Les ports italiens sont sous le choc. La Sicile ne peut plus faire face aux nouvelles arrivées, 5000 dans les dernières 48 heures.

Maintenant c’est au tour des ports de la Campanie et de la Calabre d’affronter les procédures d’identifications et les premiers secours aux trois mille migrants arrivés  cette nuit. A Corigliano, un petit village côtier de Calabre, le navire Aquarius de MSF a débarqué 99 femmes, dont 11 enceintes, 230 mineurs non accompagnés et 8 enfants en bas âge dont deux nouveaux nés d’à peine une semaine. Beaucoup de migrants ont besoin de soins immédiats: leurs corps présentent des brulures dues au mélange d’eau de mer et d’essence qui remplissait les fond des Zodiac utilisés pour la traversée.

A Salerne, 1216 migrants viennent de débarquer. Les médecins les ont pris en charge car nombreux parmi eux, présentaient des fractures et des blessures dues aux tortures infligées par les passeurs libyens. Ils viennent du Congo, du Nigeria, du Mali, du Ghana, du Soudan, du Sénégal, du Bangladesh, du Pakistan et du Cameroun.

Mardi dernier, le Ministre de l’Intérieur Marco Minniti devait partir pour les États Unis. Une série de rencontres avec des personnages importants de l’administration Trump était fixée pour les prochains jours. Pendant l’escale en Irlande, toutefois, l’avion a fait demi tour. Ce qui se passait en Méditerranée ne pouvait pas être ignoré,  il s’agissait d’une priorité absolue. Le Ministre a annoncé que l’Italie est sur le point de non retour. Il n’est simplement plus possible d’accueillir de nouveaux réfugiés.
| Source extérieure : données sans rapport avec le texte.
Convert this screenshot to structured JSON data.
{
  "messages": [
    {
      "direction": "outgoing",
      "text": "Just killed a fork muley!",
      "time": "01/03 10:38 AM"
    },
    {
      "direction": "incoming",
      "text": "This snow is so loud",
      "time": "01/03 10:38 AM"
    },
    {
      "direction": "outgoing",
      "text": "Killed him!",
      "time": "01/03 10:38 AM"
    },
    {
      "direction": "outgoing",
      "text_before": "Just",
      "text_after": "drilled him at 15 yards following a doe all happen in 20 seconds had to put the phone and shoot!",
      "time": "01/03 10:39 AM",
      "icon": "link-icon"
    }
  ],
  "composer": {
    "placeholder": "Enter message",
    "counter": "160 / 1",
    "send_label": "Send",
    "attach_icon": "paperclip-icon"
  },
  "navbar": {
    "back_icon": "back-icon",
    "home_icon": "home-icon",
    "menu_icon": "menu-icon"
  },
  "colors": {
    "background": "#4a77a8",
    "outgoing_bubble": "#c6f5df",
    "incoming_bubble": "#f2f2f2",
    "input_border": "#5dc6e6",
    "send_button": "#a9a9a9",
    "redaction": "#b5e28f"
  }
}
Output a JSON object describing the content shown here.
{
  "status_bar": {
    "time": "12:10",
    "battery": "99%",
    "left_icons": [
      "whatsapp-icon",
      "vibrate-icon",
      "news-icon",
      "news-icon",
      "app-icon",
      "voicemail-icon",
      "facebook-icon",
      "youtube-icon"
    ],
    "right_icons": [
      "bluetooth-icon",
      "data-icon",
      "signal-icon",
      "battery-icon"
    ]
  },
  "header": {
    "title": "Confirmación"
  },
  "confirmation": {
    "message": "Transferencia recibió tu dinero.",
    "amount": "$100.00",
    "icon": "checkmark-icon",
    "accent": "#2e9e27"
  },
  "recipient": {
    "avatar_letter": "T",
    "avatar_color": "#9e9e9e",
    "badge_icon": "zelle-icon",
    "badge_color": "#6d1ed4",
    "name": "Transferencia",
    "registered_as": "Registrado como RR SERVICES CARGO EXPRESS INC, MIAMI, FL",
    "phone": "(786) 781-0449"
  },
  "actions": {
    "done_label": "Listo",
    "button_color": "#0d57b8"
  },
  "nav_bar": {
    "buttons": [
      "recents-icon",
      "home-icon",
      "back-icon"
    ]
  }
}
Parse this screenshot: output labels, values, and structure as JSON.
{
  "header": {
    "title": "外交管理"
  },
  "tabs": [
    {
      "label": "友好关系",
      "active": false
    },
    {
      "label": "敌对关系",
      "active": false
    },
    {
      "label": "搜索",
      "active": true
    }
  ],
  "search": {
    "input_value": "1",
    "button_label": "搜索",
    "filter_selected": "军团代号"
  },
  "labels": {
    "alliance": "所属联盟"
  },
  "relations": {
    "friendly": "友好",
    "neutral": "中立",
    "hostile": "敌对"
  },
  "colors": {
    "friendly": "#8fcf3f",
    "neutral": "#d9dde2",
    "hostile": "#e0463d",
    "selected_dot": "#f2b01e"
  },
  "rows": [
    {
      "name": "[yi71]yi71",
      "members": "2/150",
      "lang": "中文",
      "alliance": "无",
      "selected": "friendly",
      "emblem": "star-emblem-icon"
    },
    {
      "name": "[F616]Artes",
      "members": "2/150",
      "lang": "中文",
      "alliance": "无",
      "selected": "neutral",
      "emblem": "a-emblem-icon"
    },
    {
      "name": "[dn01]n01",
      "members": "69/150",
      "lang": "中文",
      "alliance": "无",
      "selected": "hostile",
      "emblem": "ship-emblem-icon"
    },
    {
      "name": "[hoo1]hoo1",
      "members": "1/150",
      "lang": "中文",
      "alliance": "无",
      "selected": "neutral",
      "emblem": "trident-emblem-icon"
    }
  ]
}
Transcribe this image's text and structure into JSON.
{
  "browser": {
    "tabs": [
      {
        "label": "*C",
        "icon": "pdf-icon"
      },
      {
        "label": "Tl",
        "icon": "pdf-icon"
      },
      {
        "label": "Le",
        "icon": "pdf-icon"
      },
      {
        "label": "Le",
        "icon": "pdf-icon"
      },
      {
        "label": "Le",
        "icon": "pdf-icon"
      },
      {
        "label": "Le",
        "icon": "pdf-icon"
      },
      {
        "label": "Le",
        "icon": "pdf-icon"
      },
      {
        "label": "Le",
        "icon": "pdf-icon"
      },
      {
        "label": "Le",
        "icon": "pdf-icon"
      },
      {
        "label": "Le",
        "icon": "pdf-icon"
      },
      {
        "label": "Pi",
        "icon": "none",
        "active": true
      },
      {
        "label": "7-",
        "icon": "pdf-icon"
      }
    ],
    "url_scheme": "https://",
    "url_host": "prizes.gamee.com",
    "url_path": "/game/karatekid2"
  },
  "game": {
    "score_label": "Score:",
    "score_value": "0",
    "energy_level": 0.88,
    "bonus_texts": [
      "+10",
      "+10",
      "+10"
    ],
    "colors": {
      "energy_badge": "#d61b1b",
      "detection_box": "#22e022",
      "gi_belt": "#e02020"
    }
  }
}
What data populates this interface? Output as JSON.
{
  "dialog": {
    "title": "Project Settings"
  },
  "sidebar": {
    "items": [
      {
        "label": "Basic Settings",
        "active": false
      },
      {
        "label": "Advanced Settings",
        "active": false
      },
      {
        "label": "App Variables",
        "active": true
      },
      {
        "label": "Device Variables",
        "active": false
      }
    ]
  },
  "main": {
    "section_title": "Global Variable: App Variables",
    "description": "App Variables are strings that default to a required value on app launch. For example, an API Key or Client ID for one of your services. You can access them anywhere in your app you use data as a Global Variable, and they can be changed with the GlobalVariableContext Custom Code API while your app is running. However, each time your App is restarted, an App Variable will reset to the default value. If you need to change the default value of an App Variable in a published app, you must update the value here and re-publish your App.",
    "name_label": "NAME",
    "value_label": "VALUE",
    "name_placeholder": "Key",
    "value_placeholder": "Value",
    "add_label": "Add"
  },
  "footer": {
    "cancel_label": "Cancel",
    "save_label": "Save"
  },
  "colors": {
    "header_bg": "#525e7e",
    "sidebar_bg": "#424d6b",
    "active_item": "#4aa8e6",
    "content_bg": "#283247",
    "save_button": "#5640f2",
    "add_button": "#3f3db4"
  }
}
L’ambassadeur italien à l’UE, Maurizio Massari, a ainsi annoncé au Commissaire pour l’Immigration Dimitris Avramopoulos, que « la limite des capacités d’accueil ont été atteintes ».

Ce n’est plus possible que toutes les embarcations déployées en Méditerranée pour le sauvetage des migrants aient par principe la permission de débarquer en Italie. « L’Union Européenne ne nous laisse pas de choix, je peux tout juste indiquer aux navires le port de débarquement, mais on est obligés de donner l’autorisation à tout le monde. Nos ports sont saturés. Dorénavant, si l’Europe ne prend pas d’actes concrets pour nous aider, l’Italie devra fermer les ports aux navires non italiens et non appartenants aux missions de sauvetage européennes. » L’Italie a fait face à 181.000 nouveaux arrivés en 2016 et 75.000 jusqu’à aujourd’hui, en 2017. Le gouvernement transalpin demande ainsi la « régionalisation » du programme Frontex: les navires des différents pays engagés dans les missions « search and rescue » devront transférer les migrants sauvés dans les port de leurs pays respectifs et non pas automatiquement en Italie. L’Europe acceptera-t-elle cette demande?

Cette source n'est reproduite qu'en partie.